After a surviving Bundy victim, Carol Da Ronch, identified Ted as the man who attacked her, police had enough to indict him for kidnapping. A team of police was formed, and after reviewing evidence given by Da Ronch and the items found in Ted’s car, they became convinced he was the serial killer they had been searching for.
Although the case against him was currently weak, it seemed Ted wasn’t content with staying in prison. In 1977, he broke out through the prison library. He was apprehended just six days later, but managed to break out of prison a second time just six months after his first breakout. Once police found him, Ted was to be in jail for the rest of his life.
The trial was a media frenzy. Ted, who had trained in law, elected to represent himself with a team of lawyers for support. It’s well documented that he fought with and dismissed several members of his legal team over the course of his trial.
On July 24th, 1979, the jury took just seven hours to find him guilty of two counts of murder and three counts of attempted murder. He was sentenced to death. On February 10th, Bundy was sentenced to death for the third time on remaining charges.
Before his execution, Ted undertook various interviews with both police and media. He revealed that he was exposed to violent pornography at a young age, and laid some of the blame of his actions on this. He also admitted that he revisited some of his victims dump sites, performing sexual acts with their corpses and going as far as to apply make-up and even wash the hair of his victims.
Ted Bundy was executed by electric chair on the 24th January 1989. He was 42 years old.
Bundy showed us that not all serial killers are deformed, social rejects who skulk in the shadows. He was good looking, charming, intelligent and seemingly caring, he just did a very good job of hiding his murderous side.

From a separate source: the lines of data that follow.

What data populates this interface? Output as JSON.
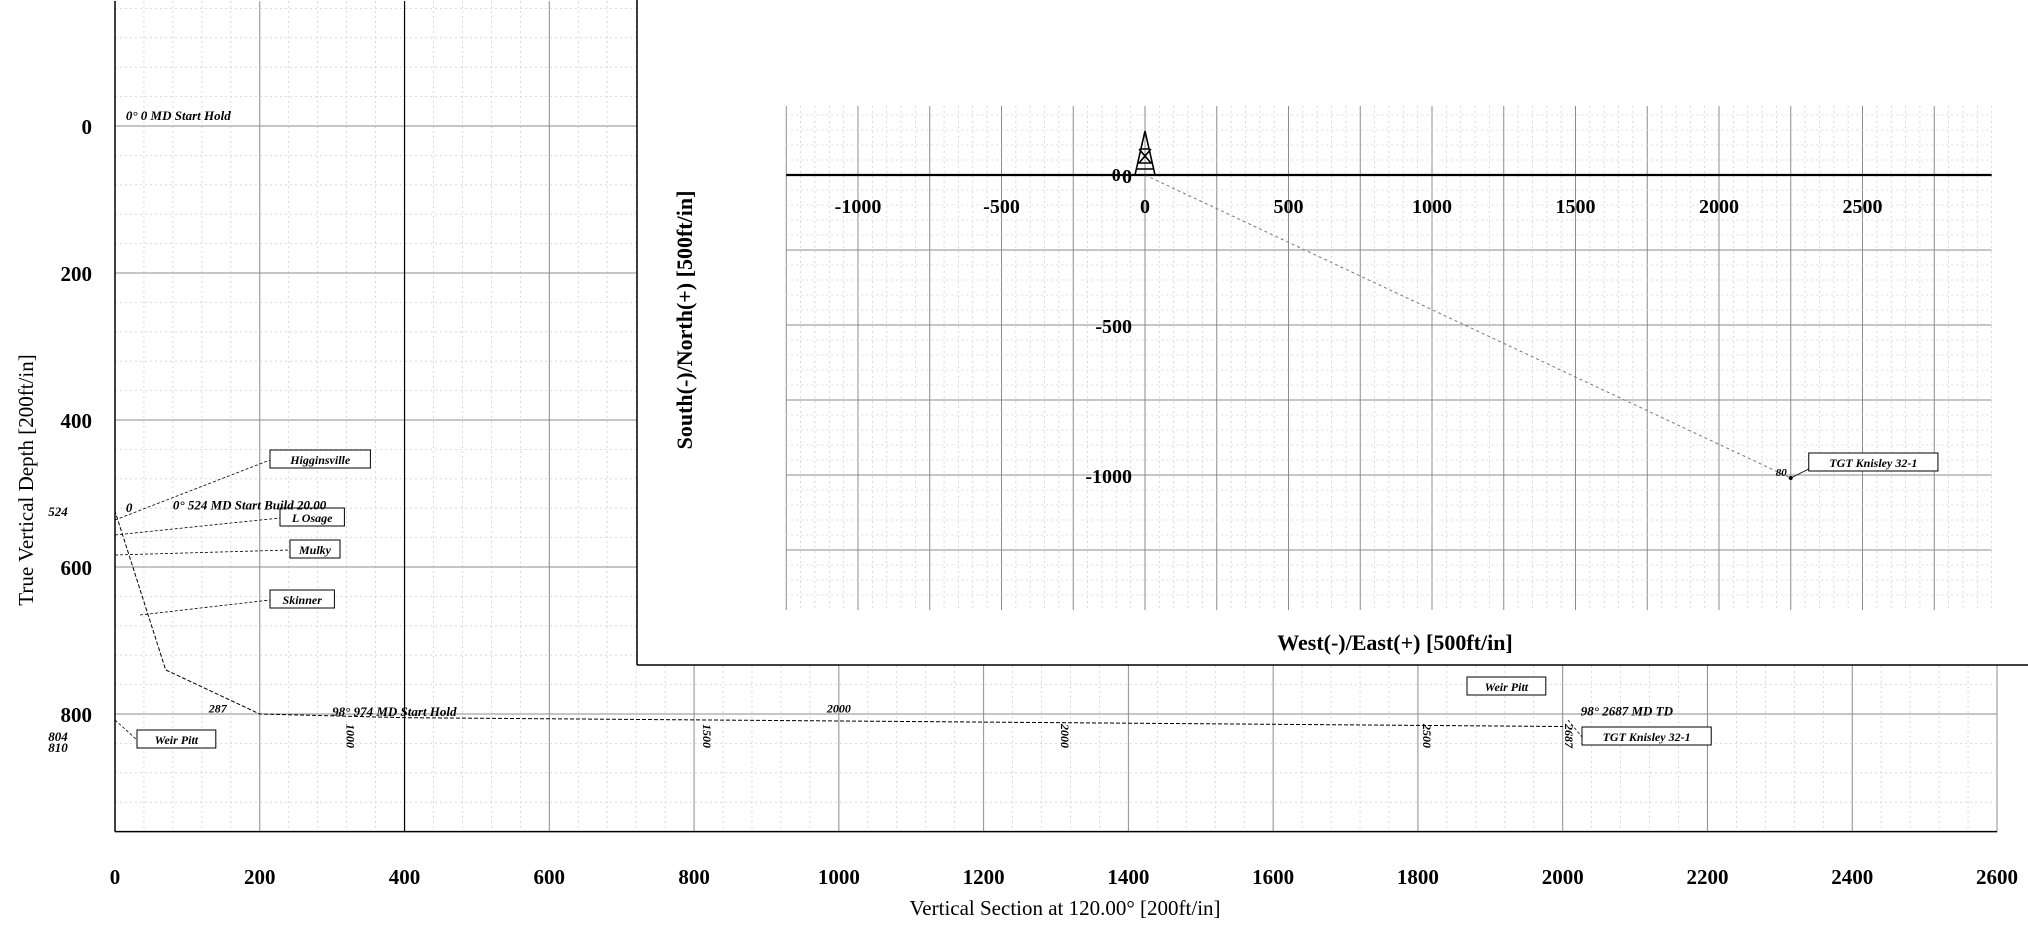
{
  "chart_data": [
    {
      "type": "line",
      "panel": "vertical-section",
      "xlabel": "Vertical Section at 120.00° [200ft/in]",
      "ylabel": "True Vertical Depth [200ft/in]",
      "xlim": [
        0,
        2600
      ],
      "ylim": [
        960,
        -170
      ],
      "x_ticks": [
        0,
        200,
        400,
        600,
        800,
        1000,
        1200,
        1400,
        1600,
        1800,
        2000,
        2200,
        2400,
        2600
      ],
      "x_tick_labels": [
        "0",
        "200",
        "400",
        "600",
        "800",
        "1000",
        "1200",
        "1400",
        "1600",
        "1800",
        "2000",
        "2200",
        "2400",
        "2600"
      ],
      "y_ticks": [
        0,
        200,
        400,
        600,
        800
      ],
      "y_tick_labels": [
        "0",
        "200",
        "400",
        "600",
        "800"
      ],
      "grid": true,
      "well_path": {
        "x": [
          0,
          0,
          70,
          200,
          400,
          800,
          1200,
          1600,
          2000
        ],
        "y": [
          0,
          524,
          740,
          800,
          805,
          808,
          811,
          814,
          817
        ]
      },
      "md_markers": [
        {
          "label": "1000",
          "x": 320,
          "y": 830
        },
        {
          "label": "1500",
          "x": 812,
          "y": 830
        },
        {
          "label": "2000",
          "x": 1307,
          "y": 830
        },
        {
          "label": "2500",
          "x": 1807,
          "y": 830
        },
        {
          "label": "2687",
          "x": 2003,
          "y": 830
        },
        {
          "label": "2000",
          "x": 1000,
          "y": 798
        },
        {
          "label": "287",
          "x": 142,
          "y": 798
        }
      ],
      "side_labels": [
        {
          "label": "524",
          "y": 524
        },
        {
          "label": "804",
          "y": 830
        },
        {
          "label": "810",
          "y": 845
        }
      ],
      "annotations": [
        {
          "label": "0° 0 MD Start Hold",
          "x": 15,
          "y": -8
        },
        {
          "label": "0",
          "x": 15,
          "y": 525
        },
        {
          "label": "0° 524 MD Start Build 20.00",
          "x": 80,
          "y": 522
        },
        {
          "label": "98° 974 MD Start Hold",
          "x": 300,
          "y": 803
        },
        {
          "label": "98° 2687 MD TD",
          "x": 2025,
          "y": 802
        }
      ],
      "formations": [
        {
          "name": "Higginsville",
          "y": 470
        },
        {
          "name": "L Osage",
          "y": 550
        },
        {
          "name": "Mulky",
          "y": 575
        },
        {
          "name": "Skinner",
          "y": 640
        },
        {
          "name": "Weir Pitt",
          "y": 820
        },
        {
          "name": "Weir Pitt",
          "y": 760
        },
        {
          "name": "TGT Knisley 32-1",
          "y": 830
        }
      ]
    },
    {
      "type": "line",
      "panel": "plan-view",
      "xlabel": "West(-)/East(+) [500ft/in]",
      "ylabel": "South(-)/North(+) [500ft/in]",
      "xlim": [
        -1250,
        2950
      ],
      "ylim": [
        -1450,
        230
      ],
      "x_ticks": [
        -1000,
        -500,
        0,
        500,
        1000,
        1500,
        2000,
        2500
      ],
      "x_tick_labels": [
        "-1000",
        "-500",
        "0",
        "500",
        "1000",
        "1500",
        "2000",
        "2500"
      ],
      "y_ticks": [
        0,
        -500,
        -1000
      ],
      "y_tick_labels": [
        "0",
        "-500",
        "-1000"
      ],
      "grid": true,
      "well_path": {
        "x": [
          0,
          2250
        ],
        "y": [
          0,
          -1010
        ]
      },
      "target": {
        "label": "TGT Knisley 32-1",
        "x": 2250,
        "y": -1010,
        "marker_label": "80"
      },
      "annotations": [
        {
          "label": "0",
          "x": -100,
          "y": 0
        }
      ]
    }
  ]
}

As the media followed Ted’s life and trial closely, printing stories about him and creating sensational headlines, he has become an almost celebrity. To this day, there are still women who call themselves ‘Bundyphiles’ who are obsessed with this man. His charm seems to have lived beyond his body and mind. We may never know exactly why Ted did what he did, but I believe that through his terrible actions, he opened the eyes of the public, showing them that some monsters hide beneath the surface.